Drama is a key part of literacy learning. It builds on the imaginative play children develop in the Foundation Stage and allows all children a level of success, developing their self- esteem and ability to express their ideas. Drama promotes creativity with language and develops speaking and listening skills. By recreating familiar stories, the children develop their voice as a writer and gain direct experience of plot, character and setting. Devising pieces of theatre allows the children to consider the quality of their writing in the light of performance and the need to write for a specific audience. Drama also teaches children to work as part of a team, to communicate their ideas clearly and give constructive feedback. Performing can offer a sense of real achievement and boost confidence. Drama can take place as both a speaking and listening activity in a literacy lesson or as a precursor to writing, as well as a stand- alone lesson related to the literacy topic.

Handwriting

Children must be able to write with ease, speed and legibility. If they have difficulty, this will limit fluency and inhibit the quality and quantity of their work. It is important that the child’s handwriting becomes a skill that requires little effort and thought so that creative and physical energy can be focused on the content of writing rather than upon the act. Cursive handwriting teaches pupils to join letters and words as a series of flowing movements and patterns. The style is quick and easy to learn, particularly when it is practised from an early stage. Pupils will learn to form individual letters appropriately and accurately first, and then during Year 1, begin to learn to join letters. This will usually be linked to phonic development. There is a clear link between spelling and handwriting.

 

Handwriting skills are taught regularly and systematically through the use of the PenPals handwriting scheme. PenPals schemes of work, relevant to each year group, and associated guidelines and resources are stored on the “Teachers Resources” area of the school’s server. These can be accessed in the classroom via the computers and the interactive whiteboard.

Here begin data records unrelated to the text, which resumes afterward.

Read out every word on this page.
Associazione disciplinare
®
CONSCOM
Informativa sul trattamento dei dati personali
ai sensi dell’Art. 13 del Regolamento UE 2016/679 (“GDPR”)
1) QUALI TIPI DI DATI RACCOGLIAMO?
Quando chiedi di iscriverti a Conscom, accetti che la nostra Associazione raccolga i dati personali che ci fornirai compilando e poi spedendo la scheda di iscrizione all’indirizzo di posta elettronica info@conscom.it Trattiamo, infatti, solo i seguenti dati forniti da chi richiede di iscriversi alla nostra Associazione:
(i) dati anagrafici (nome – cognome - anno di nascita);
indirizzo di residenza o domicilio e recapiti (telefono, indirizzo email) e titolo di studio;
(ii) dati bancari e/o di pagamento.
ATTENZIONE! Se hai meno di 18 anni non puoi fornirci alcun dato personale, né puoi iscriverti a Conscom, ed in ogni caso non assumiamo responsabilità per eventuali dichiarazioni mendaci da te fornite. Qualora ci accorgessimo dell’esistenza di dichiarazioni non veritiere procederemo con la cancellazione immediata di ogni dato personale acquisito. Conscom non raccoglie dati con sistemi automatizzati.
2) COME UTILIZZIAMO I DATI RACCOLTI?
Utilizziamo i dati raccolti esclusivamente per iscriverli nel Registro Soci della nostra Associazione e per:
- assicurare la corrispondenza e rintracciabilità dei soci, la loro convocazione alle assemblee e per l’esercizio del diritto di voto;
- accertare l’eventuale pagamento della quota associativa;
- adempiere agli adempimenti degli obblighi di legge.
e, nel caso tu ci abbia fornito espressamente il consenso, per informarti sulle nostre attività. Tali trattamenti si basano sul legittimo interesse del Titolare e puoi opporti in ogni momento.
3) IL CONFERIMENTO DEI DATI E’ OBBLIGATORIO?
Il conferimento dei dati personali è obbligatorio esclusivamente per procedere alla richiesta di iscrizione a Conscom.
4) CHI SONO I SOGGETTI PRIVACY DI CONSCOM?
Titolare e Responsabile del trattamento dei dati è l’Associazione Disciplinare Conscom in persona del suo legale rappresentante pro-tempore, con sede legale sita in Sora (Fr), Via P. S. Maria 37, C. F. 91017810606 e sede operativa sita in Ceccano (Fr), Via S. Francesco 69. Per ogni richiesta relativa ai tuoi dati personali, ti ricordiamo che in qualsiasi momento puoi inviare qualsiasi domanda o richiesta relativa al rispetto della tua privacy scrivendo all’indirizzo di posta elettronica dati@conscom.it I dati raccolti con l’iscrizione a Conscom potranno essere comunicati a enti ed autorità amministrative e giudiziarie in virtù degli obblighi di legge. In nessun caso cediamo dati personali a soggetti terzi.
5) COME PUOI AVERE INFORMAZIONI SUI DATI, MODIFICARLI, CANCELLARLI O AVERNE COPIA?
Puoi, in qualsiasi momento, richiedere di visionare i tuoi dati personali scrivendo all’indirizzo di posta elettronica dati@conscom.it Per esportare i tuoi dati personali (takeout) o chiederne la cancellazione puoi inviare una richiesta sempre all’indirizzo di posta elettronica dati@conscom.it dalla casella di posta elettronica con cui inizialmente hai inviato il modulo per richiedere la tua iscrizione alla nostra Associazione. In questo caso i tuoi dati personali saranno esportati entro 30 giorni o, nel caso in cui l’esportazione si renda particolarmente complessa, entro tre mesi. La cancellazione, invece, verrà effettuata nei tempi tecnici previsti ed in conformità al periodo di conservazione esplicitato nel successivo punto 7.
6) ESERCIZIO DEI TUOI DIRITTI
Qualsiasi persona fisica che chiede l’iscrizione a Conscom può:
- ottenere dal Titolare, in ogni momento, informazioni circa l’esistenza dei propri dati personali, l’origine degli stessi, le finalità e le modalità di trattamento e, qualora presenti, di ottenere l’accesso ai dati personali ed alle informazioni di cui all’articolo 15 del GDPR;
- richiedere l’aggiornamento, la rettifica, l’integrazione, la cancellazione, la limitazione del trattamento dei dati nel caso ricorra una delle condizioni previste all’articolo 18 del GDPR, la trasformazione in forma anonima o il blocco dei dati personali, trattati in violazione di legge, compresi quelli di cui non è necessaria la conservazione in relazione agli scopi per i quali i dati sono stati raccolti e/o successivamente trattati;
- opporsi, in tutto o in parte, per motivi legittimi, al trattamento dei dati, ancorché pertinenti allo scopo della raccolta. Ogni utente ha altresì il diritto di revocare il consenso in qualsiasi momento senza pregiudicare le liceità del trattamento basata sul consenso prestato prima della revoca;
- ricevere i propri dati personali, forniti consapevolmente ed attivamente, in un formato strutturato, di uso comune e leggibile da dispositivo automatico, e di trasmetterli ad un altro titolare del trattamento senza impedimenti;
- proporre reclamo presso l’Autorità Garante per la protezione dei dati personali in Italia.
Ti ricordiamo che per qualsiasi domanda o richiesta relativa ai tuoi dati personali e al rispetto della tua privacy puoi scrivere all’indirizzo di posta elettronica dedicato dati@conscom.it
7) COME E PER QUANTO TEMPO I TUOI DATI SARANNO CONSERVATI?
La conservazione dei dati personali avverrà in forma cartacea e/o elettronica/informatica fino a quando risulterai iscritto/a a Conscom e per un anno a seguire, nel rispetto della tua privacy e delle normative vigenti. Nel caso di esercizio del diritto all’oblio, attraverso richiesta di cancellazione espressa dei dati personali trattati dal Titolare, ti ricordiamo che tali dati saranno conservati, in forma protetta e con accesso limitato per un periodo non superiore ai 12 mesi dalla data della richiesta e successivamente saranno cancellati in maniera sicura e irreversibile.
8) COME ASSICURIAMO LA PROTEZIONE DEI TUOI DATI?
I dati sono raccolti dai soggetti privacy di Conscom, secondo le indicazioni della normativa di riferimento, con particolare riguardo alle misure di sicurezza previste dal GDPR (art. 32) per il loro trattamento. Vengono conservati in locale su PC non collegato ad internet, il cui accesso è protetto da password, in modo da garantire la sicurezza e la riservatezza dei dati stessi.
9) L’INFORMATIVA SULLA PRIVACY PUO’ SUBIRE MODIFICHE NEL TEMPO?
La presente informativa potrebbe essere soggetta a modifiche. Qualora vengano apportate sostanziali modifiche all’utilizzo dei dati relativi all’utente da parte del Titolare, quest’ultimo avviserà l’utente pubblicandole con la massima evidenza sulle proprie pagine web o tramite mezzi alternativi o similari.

The vision for Writing at Horizon Primary Academy

It is our vision that every child will learn to write by being given real and exciting materials and opportunities. We will share excellent writing to inspire children to emulate styles. We encourage children to read their work for enjoyment, to read it aloud to others and provide audiences for writing. We want children to have an understanding that writing has a real purpose and that word choice and style can bring about change.